For instance, you really wouldn't want your chief competitor (who has been picking up key allies lately) to run into the company that is currently suing you for stealing their IP via a poached executive (and using it to hasten the solving of your self-driving car existential crisis) and start chatting your rank suckiness and what they can do together in the revenge department. That whole "The enemy of my enemy is my friend" notion is a potent thing, but it only grows stronger when both parties really fucking hate you and their alliance would screw you in the hardest and most painful way possible.
Waymo, the self-driving car unit that operates under Google’s parent company, has signed a deal with the ride-hailing start-up Lyft, according to two people familiar with the agreement who spoke on the condition of anonymity because they were not authorized to speak publicly. The deal calls for the companies to work together to bring autonomous vehicle technology into the mainstream through pilot projects and product development efforts, these people said.
The deal was confirmed by Lyft and Waymo.
And not only confirmed, these two are gushing:
“Waymo holds today’s best self-driving technology, and collaborating with them will accelerate our shared vision of improving lives with the world’s best transportation,” a Lyft spokeswoman said in a statement.

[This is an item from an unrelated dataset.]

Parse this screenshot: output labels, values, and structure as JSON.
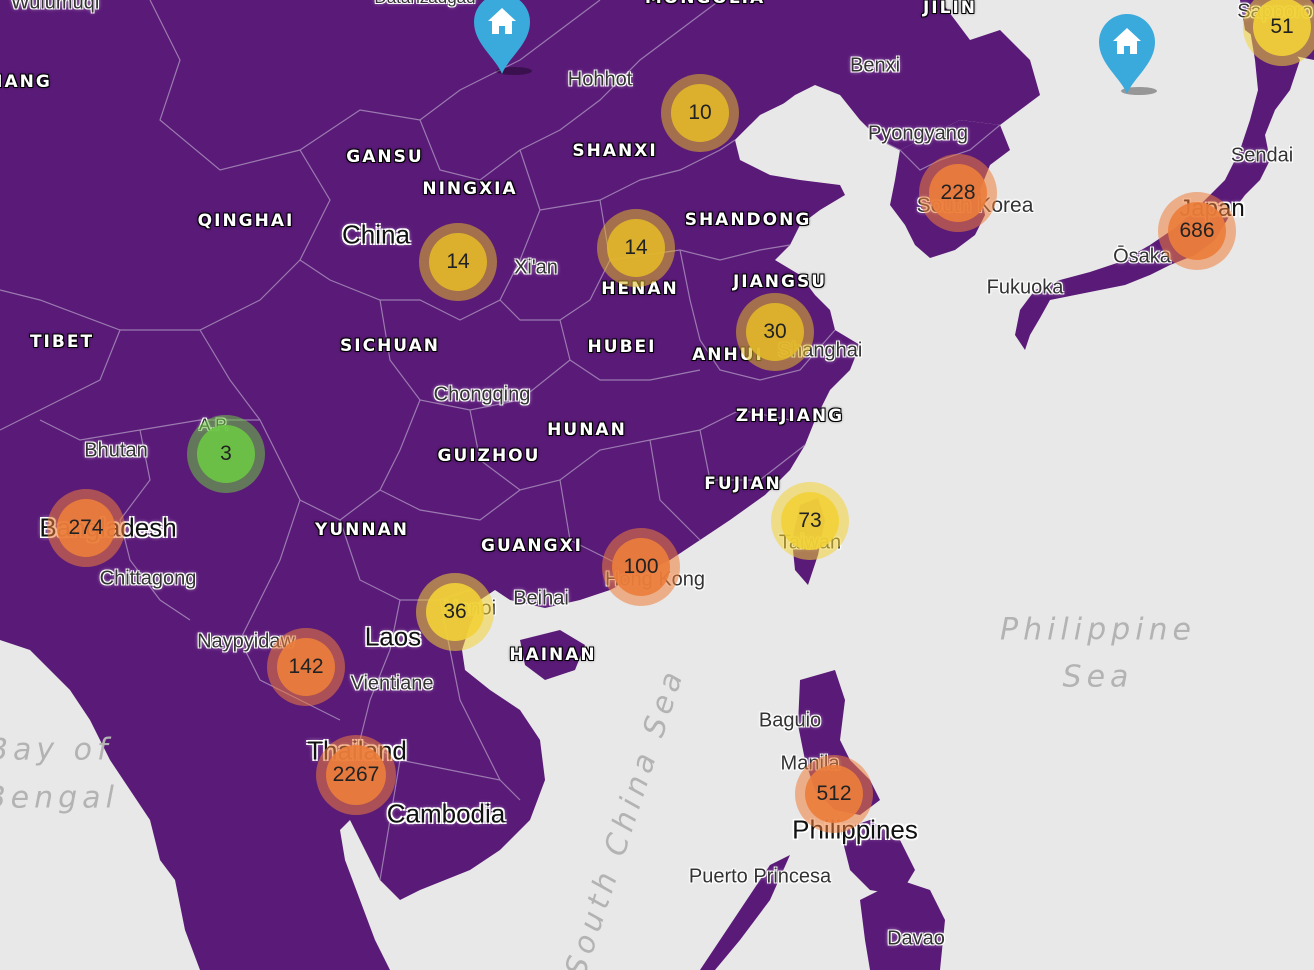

A Waymo spokesman said, “Lyft’s vision and commitment to improving the way cities move will help Waymo’s self-driving technology reach more people, in more places.”
Watching Google and Lyft join forces to stymie his march towards self-driving car dominance cannot site well with Uber CE-Bro Travis Kalanick. As of a few hours ago he took a semi-major hit when a Federal judge in San Francisco ruled that the star engineer he seduced away from Waymo will be legally barred from working on the projects that we can only assume Kalanick lured him away to work on.
And it won't help Travis sleep to know that the plucky startup that is Google has joined the swelling ranks of Lyft allies, a roster that already included Carl Icahn, General Motors and Henry Kravis. None of the aforementioned entities are particularly famous for not getting what they want and it seems clearer than ever that they might indeed reap the reward of Uber's future failure.